🤖 AI Summary
To address scalability bottlenecks in global topological mapping from 3D LiDAR point clouds within large-scale, dynamic, and unknown environments, this paper proposes a multi-layer hierarchical mapping framework grounded in Adaptive Resonance Theory (ART). The method introduces a hierarchical node structure coupled with a dynamic layer-growth mechanism to circumvent the high computational cost of conventional nearest-neighbor searches. By integrating a coarse-to-fine hierarchical nearest-neighbor strategy with ART-based clustering, it enables online, incremental generation of topological nodes while mitigating catastrophic forgetting.
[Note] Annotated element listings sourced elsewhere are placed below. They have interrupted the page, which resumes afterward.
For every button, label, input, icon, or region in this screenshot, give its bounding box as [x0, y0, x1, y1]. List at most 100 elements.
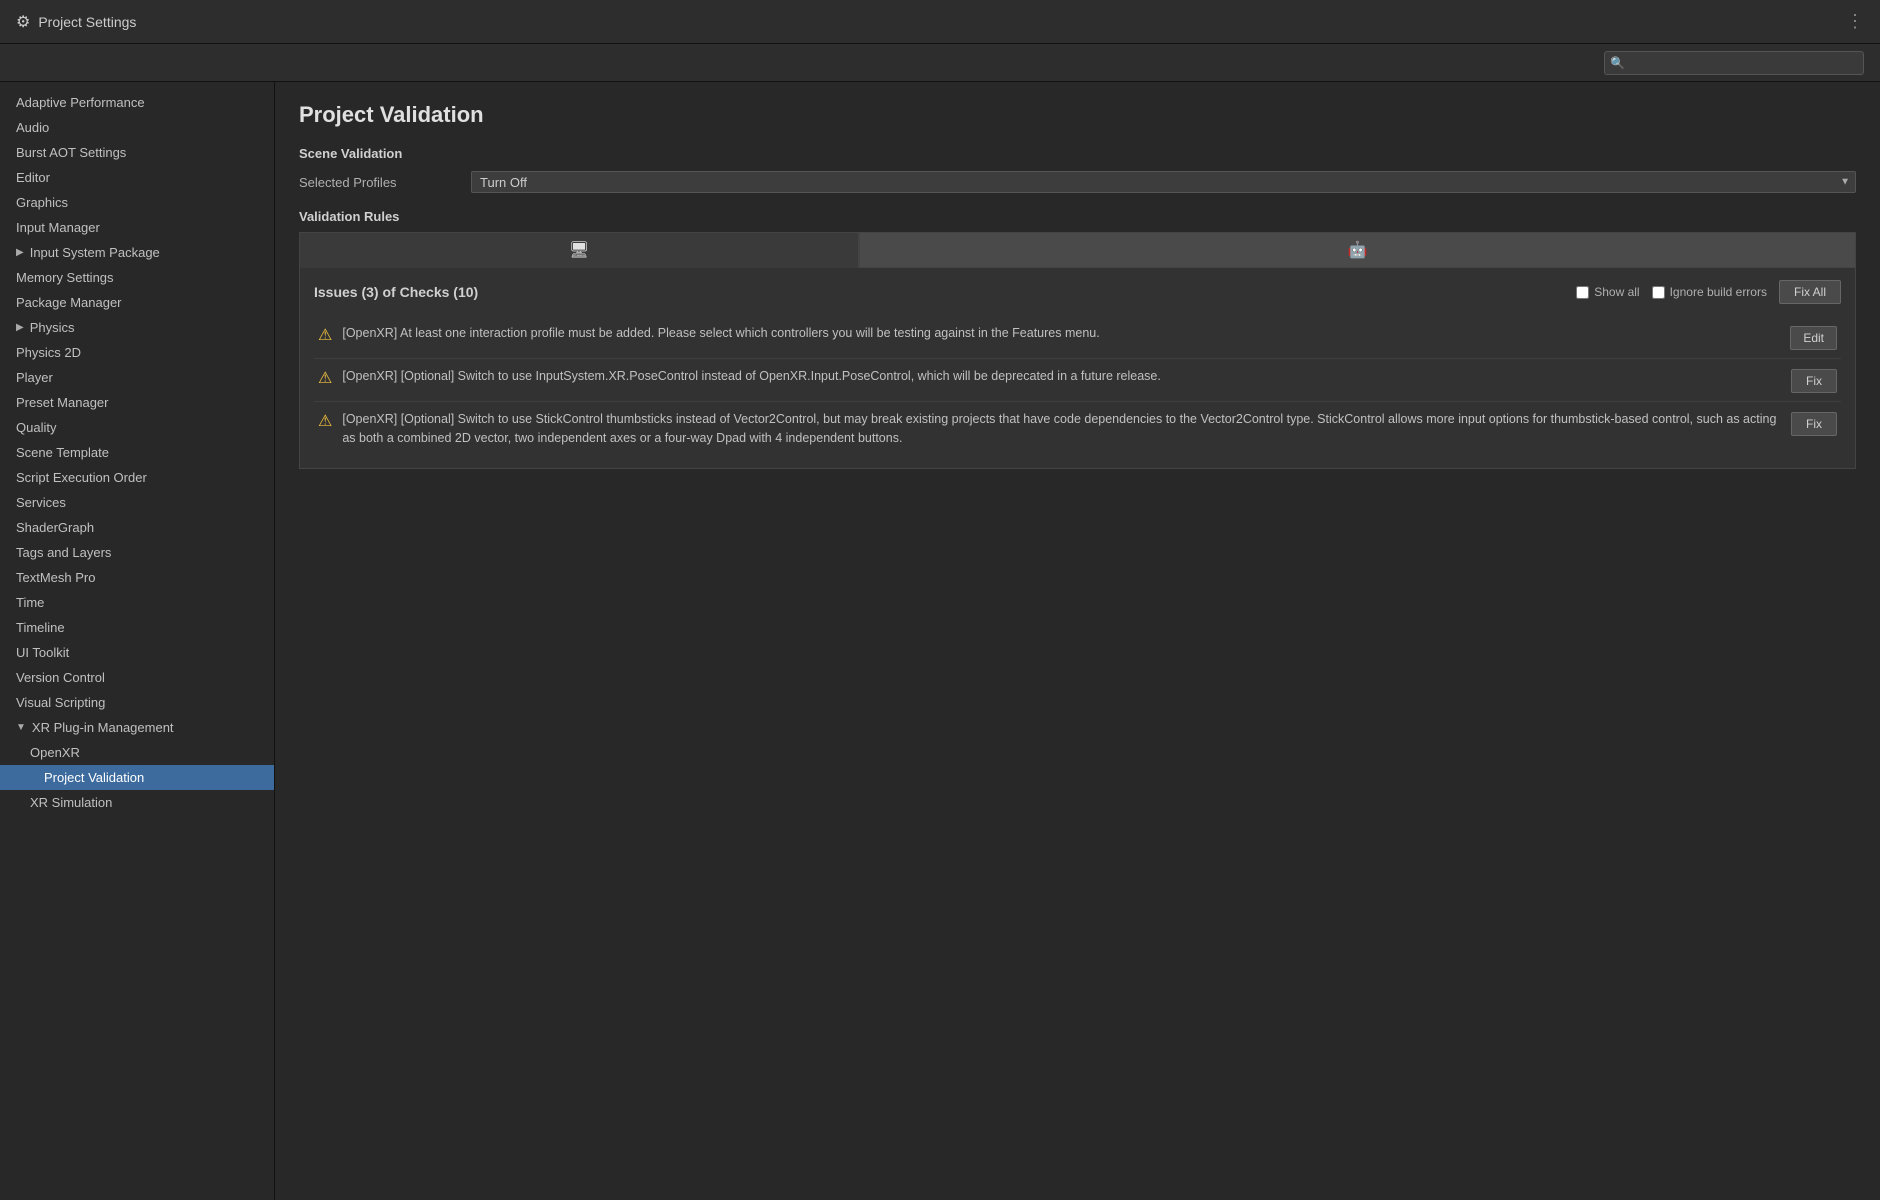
- sidebar-item-label: Package Manager: [16, 295, 122, 310]
- window-title: Project Settings: [38, 14, 136, 30]
- platform-tabs: 🖥🤖: [299, 232, 1856, 268]
- issue-text: [OpenXR] [Optional] Switch to use InputS…: [342, 367, 1781, 386]
- sidebar-item-label: Time: [16, 595, 44, 610]
- sidebar-item-adaptive-performance[interactable]: Adaptive Performance: [0, 90, 274, 115]
- warning-icon: ⚠: [318, 411, 332, 431]
- sidebar-item-version-control[interactable]: Version Control: [0, 665, 274, 690]
- issue-text: [OpenXR] At least one interaction profil…: [342, 324, 1780, 343]
- sidebar-item-package-manager[interactable]: Package Manager: [0, 290, 274, 315]
- sidebar-item-preset-manager[interactable]: Preset Manager: [0, 390, 274, 415]
- sidebar-item-label: Input Manager: [16, 220, 100, 235]
- sidebar-item-shader-graph[interactable]: ShaderGraph: [0, 515, 274, 540]
- ignore-build-errors-wrap: Ignore build errors: [1652, 285, 1767, 299]
- tab-android[interactable]: 🤖: [859, 232, 1856, 268]
- sidebar-item-label: Visual Scripting: [16, 695, 105, 710]
- sidebar-item-label: UI Toolkit: [16, 645, 69, 660]
- sidebar-item-xr-plug-in-management[interactable]: ▼ XR Plug-in Management: [0, 715, 274, 740]
- search-input-wrap: 🔍: [1604, 51, 1864, 75]
- sidebar-item-label: Version Control: [16, 670, 105, 685]
- sidebar-item-input-manager[interactable]: Input Manager: [0, 215, 274, 240]
- searchbar: 🔍: [0, 44, 1880, 82]
- sidebar-item-label: Preset Manager: [16, 395, 109, 410]
- sidebar-item-xr-simulation[interactable]: XR Simulation: [0, 790, 274, 815]
- content-area: Project Validation Scene Validation Sele…: [275, 82, 1880, 1200]
- sidebar-item-scene-template[interactable]: Scene Template: [0, 440, 274, 465]
- sidebar-item-textmesh-pro[interactable]: TextMesh Pro: [0, 565, 274, 590]
- sidebar-item-label: Timeline: [16, 620, 65, 635]
- issues-header: Issues (3) of Checks (10) Show all Ignor…: [314, 280, 1841, 304]
- sidebar-item-quality[interactable]: Quality: [0, 415, 274, 440]
- sidebar-item-label: Adaptive Performance: [16, 95, 145, 110]
- sidebar-item-label: Player: [16, 370, 53, 385]
- sidebar-item-graphics[interactable]: Graphics: [0, 190, 274, 215]
- triangle-icon: ▶: [16, 247, 24, 258]
- search-icon: 🔍: [1610, 56, 1625, 70]
- sidebar-item-label: Tags and Layers: [16, 545, 111, 560]
- edit-button[interactable]: Edit: [1790, 326, 1837, 350]
- sidebar-item-audio[interactable]: Audio: [0, 115, 274, 140]
- show-all-label: Show all: [1594, 285, 1639, 299]
- selected-profiles-row: Selected Profiles Turn OffOption 1Option…: [299, 171, 1856, 193]
- sidebar-item-burst-aot-settings[interactable]: Burst AOT Settings: [0, 140, 274, 165]
- sidebar-item-label: ShaderGraph: [16, 520, 94, 535]
- warning-icon: ⚠: [318, 325, 332, 345]
- sidebar-item-label: OpenXR: [30, 745, 80, 760]
- sidebar-item-label: Scene Template: [16, 445, 109, 460]
- issues-panel: Issues (3) of Checks (10) Show all Ignor…: [299, 268, 1856, 469]
- sidebar-item-label: Physics: [30, 320, 75, 335]
- sidebar-item-label: Graphics: [16, 195, 68, 210]
- selected-profiles-dropdown[interactable]: Turn OffOption 1Option 2: [471, 171, 1856, 193]
- sidebar-item-physics-2d[interactable]: Physics 2D: [0, 340, 274, 365]
- ignore-build-errors-label: Ignore build errors: [1670, 285, 1767, 299]
- issue-text: [OpenXR] [Optional] Switch to use StickC…: [342, 410, 1781, 448]
- sidebar-item-label: Quality: [16, 420, 56, 435]
- sidebar-item-physics[interactable]: ▶ Physics: [0, 315, 274, 340]
- validation-rules-label: Validation Rules: [299, 209, 1856, 224]
- sidebar-item-label: XR Simulation: [30, 795, 112, 810]
- sidebar-item-ui-toolkit[interactable]: UI Toolkit: [0, 640, 274, 665]
- tab-desktop[interactable]: 🖥: [299, 232, 859, 268]
- sidebar-item-time[interactable]: Time: [0, 590, 274, 615]
- sidebar-item-input-system-package[interactable]: ▶ Input System Package: [0, 240, 274, 265]
- sidebar-item-tags-and-layers[interactable]: Tags and Layers: [0, 540, 274, 565]
- fix-all-button[interactable]: Fix All: [1779, 280, 1841, 304]
- triangle-icon: ▼: [16, 722, 26, 733]
- sidebar-item-visual-scripting[interactable]: Visual Scripting: [0, 690, 274, 715]
- fix-button[interactable]: Fix: [1791, 369, 1837, 393]
- issues-title: Issues (3) of Checks (10): [314, 284, 1564, 300]
- issue-row: ⚠ [OpenXR] [Optional] Switch to use Stick…: [314, 402, 1841, 456]
- sidebar: Adaptive Performance Audio Burst AOT Setti…: [0, 82, 275, 1200]
- sidebar-item-label: Memory Settings: [16, 270, 114, 285]
- triangle-icon: ▶: [16, 322, 24, 333]
- page-title: Project Validation: [299, 102, 1856, 128]
- sidebar-item-label: Physics 2D: [16, 345, 81, 360]
- sidebar-item-services[interactable]: Services: [0, 490, 274, 515]
- scene-validation-label: Scene Validation: [299, 146, 1856, 161]
- sidebar-item-editor[interactable]: Editor: [0, 165, 274, 190]
- gear-icon: ⚙: [16, 12, 30, 32]
- sidebar-item-label: Script Execution Order: [16, 470, 147, 485]
- sidebar-item-label: TextMesh Pro: [16, 570, 95, 585]
- sidebar-item-script-execution-order[interactable]: Script Execution Order: [0, 465, 274, 490]
- sidebar-item-player[interactable]: Player: [0, 365, 274, 390]
- sidebar-item-timeline[interactable]: Timeline: [0, 615, 274, 640]
- sidebar-item-openxr[interactable]: OpenXR: [0, 740, 274, 765]
- sidebar-item-label: Input System Package: [30, 245, 160, 260]
- issue-row: ⚠ [OpenXR] At least one interaction profi…: [314, 316, 1841, 359]
- sidebar-item-memory-settings[interactable]: Memory Settings: [0, 265, 274, 290]
- sidebar-item-label: XR Plug-in Management: [32, 720, 174, 735]
- sidebar-item-project-validation[interactable]: Project Validation: [0, 765, 274, 790]
- sidebar-item-label: Audio: [16, 120, 49, 135]
- show-all-wrap: Show all: [1576, 285, 1639, 299]
- sidebar-item-label: Burst AOT Settings: [16, 145, 126, 160]
- titlebar-left: ⚙ Project Settings: [16, 12, 136, 32]
- selected-profiles-label: Selected Profiles: [299, 175, 459, 190]
- show-all-checkbox[interactable]: [1576, 286, 1589, 299]
- issues-list: ⚠ [OpenXR] At least one interaction profi…: [314, 316, 1841, 456]
- menu-icon[interactable]: ⋮: [1846, 11, 1864, 32]
- search-input[interactable]: [1604, 51, 1864, 75]
- issue-row: ⚠[OpenXR] [Optional] Switch to use Input…: [314, 359, 1841, 402]
- ignore-build-errors-checkbox[interactable]: [1652, 286, 1665, 299]
- sidebar-item-label: Editor: [16, 170, 50, 185]
- fix-button[interactable]: Fix: [1791, 412, 1837, 436]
Evaluated on both simulated and real-world campus-scale datasets, the approach achieves millisecond-level per-frame processing; search time scales nearly logarithmically with the number of nodes. It significantly outperforms ATC-DT in mapping efficiency, enabling real-time, scalable global environmental perception.
📝 Abstract
This paper addresses the problem of building global topological maps from 3D LiDAR point clouds for autonomous mobile robots operating in large-scale, dynamic, and unknown environments. Adaptive Resonance Theory-based Topological Clustering with Different Topologies (ATC-DT) builds global topological maps represented as graphs while mitigating catastrophic forgetting during sequential processing. However, its winner selection mechanism relies on an exhaustive nearest-neighbor search over all existing nodes, leading to scalability limitations as the map grows. To address this challenge, we propose a hierarchical extension called Multi-Layer ATC (MLATC). MLATC organizes nodes into a hierarchy, enabling the nearest-neighbor search to proceed from coarse to fine resolutions, thereby drastically reducing the number of distance evaluations per query. The number of layers is not fixed in advance. MLATC employs an adaptive layer addition mechanism that automatically deepens the hierarchy when lower layers become saturated, keeping the number of user-defined hyperparameters low. Simulation experiments on synthetic large-scale environments show that MLATC accelerates topological map building compared to the original ATC-DT and exhibits a sublinear, approximately logarithmic scaling of search time with respect to the number of nodes. Experiments on campus-scale real-world LiDAR datasets confirm that MLATC maintains a millisecond-level per-frame runtime and enables real-time global topological map building in large-scale environments, significantly outperforming the original ATC-DT in terms of computational efficiency.